The zen of kindling

So, one of the jobs I self-assigned to myself is the job of gathering enough kindling for the winter. Okay, I can admit several things about this self-assigned job. First, it’s not absolutely necessary for many reasons. One, we have geothermal. We are certainly not going to be cold if I fail to bring in enough kindling to start fires. And two, we have firewood already. So, while you can’t necessarily make several small chips of firewood into a hefty “overnight” log, you can always take a log and chop it up into kindling.

So, I get it. I really do. My self-assigned kindling job is definitely a “nice to have” and not a “need to have”. The reason it’s a “nice to have” is pretty simple: we take small branches that would otherwise go to waste laying in our woods and turn them into usable firewood that makes starting a fire easier in the winter. And importantly, it’s my job.

A few weeks ago, one of our tall, thin maples blew over in a storm, barely missing Darryl’s car. The tree hadn’t had the chance to “size up” growing up from a stand of taller trees around it. Therefore, a huge gust of wind was able to snap the tree over, landing just in front of the car. Now, it just happened to have happened a few weeks after Darryl had had his bicep repair so candidly, we were in no position to do much with the tree. But slowly, as Darryl has recovered and we’ve started processing the tree, he’s cut several of the limbs off and pulled them out to begin reducing to firewood. That’s where I come in.

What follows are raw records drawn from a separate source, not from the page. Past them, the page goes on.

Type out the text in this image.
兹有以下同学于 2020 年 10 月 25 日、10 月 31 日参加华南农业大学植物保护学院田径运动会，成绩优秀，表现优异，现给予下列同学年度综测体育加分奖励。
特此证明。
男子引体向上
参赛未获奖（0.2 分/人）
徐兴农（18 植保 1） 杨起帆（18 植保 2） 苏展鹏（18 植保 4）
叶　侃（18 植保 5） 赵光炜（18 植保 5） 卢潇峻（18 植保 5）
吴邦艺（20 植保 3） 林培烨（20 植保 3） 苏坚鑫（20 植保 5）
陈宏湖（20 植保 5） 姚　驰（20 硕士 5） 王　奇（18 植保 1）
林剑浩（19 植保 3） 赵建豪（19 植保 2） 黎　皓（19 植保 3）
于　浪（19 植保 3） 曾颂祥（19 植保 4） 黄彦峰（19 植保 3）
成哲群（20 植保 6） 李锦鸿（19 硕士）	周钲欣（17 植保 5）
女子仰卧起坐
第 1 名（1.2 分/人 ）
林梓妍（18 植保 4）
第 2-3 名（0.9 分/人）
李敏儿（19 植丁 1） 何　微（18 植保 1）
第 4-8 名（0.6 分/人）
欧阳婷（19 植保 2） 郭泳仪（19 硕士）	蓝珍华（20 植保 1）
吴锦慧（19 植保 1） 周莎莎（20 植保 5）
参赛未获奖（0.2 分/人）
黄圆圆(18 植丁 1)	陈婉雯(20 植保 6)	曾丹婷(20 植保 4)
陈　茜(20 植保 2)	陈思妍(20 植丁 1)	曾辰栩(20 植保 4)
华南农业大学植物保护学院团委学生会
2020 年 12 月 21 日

This past weekend, we began the process of de-leafing those branches and chopping them up to uniform sizes. After leaving them to dry in the sun for a few weeks, we will eventually box them up and place them in the basement. Normally, it takes about 10-12 boxes of kindling to get us comfortably through the winter. But, since I’ve taken my job so seriously, we already have about that sitting in the basement right now. Still, when Mother Nature gives you opportunity, you can’t turn it down. Particularly when we’ve been slowly whittling away at the kindling cushion over the past few years.

So, there I was last night after my first day back at work chopping up some kindling. Candidly, it felt good. Just the slow rhythmic measuring, cutting with loppers and stacking to dry. Branch after branch after branch. The simplicity of the action, the ability to let my mind wander and the sense of satisfaction that I was doing something worthwhile – both in cleaning up our yard and in preparing for winter – was very rewarding. All day long, I flitted from meeting to meeting and email to email, just trying to catch up from a few weeks’ off. My mind was scattered and I felt largely unproductive. But clip by clip, branch by branch, I brought the day home. I had achieved something yesterday. Maybe something that had no meaning to someone else, but something that had meaning to me.

Today, as I start a thankfully more “calm” workday, I bring that sense of simple peace to this day and it reminds me that there is balance in my life. Yes, there is work and its hard, complicated and meaningful work. But it is not the focus of my being. My being is somewhere located within this rambling house or plot of land. Or with my husband and our families and pets. My focus – and indeed, my life – is not about what goes on elsewhere in the world but what happens here. Simple preparations for winter, a healthy dinner, cat vet appointments, ordering the hardwood floors for October’s renovations, preparing for a potential bumper crop harvest.

It seems as humans, we are often overstimulated and convinced to believe that we need to be vigilant about what is going on in the world. I have colleagues who are obsessed about work. Facebook is filled with political memes about the hyperbolic disasters facing us if either political party is in control of our country. And yet, at 52, I’ve lived enough to finally know a few simple truths: work will never love me back and even if they can’t show it all the time, my cats will; the world and our country has been run by both sides of the aisle and has not imploded so I refuse to give into the idea that we need to wage a culture war against our friends, families and neighbors, regardless of what side of the aisle people are on. What happens when I am with the ones I love most are the memories that truly make an impression on me. I can’t easily remember a regular day spent at the office and I barely look at Facebook anymore (I was only there for the pet and vacation pictures anyway). But, an evening spent cutting up some kindling and then having an impromptu fire in the backyard. Yep, that one goes in the memory bank.

As I continue to navigate through this one turn on earth that we call life, I need to remind myself of the zen that exists in my life. Chopping firewood. Preserving tomatoes from the garden. Making a new recipe. Taking my niece’s wedding photos. Helping my niece to spruce up her home. Picking blackberries with my sisters. Making Thanksgiving dinner. Buying and making simple Christmas gifts. A drive in the woods – or better yet, a hike in the woods – with my husband.

Zen is where you find it and you know you’ve found it when it nourishes your soul. I get too far from that zen some days, but I’m back here now and I’m loving it.